Interaction network: The cellular partners and potential protein complexes involving AF_0759 are undefined.
Regulation mechanisms: How expression and activity of AF_0759 are regulated in different environmental conditions remains unexplored.
Evolutionary significance: While conserved between A. fulgidus and M. jannaschii , the broader evolutionary context of AF_0759 is poorly understood.
Integrated structural biology approaches: Combining X-ray crystallography, cryo-EM, and computational modeling to determine the three-dimensional structure.
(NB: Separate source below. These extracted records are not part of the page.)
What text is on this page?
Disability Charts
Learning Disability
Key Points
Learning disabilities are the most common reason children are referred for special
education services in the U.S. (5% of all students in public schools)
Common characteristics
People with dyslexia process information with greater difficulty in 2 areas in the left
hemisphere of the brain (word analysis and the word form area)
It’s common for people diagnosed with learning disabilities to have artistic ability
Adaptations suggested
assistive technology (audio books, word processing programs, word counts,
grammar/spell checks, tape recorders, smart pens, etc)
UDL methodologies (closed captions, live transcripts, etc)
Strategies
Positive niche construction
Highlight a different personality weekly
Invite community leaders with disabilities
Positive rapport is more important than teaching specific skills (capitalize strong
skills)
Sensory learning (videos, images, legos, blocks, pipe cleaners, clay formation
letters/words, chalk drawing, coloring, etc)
Systems biology investigation: Applying proteomics, transcriptomics, and metabolomics under various growth conditions to infer function from co-expression patterns.
Genetic manipulation: Developing improved genetic tools for A. fulgidus to enable gene knockout, complementation, and reporter fusion studies.
Comparative genomics extension: Expanding analysis beyond M. jannaschii to identify patterns of conservation across a broader range of archaeal and potentially bacterial species.
Biochemical function screening: Developing high-throughput assays to test multiple potential biochemical activities systematically.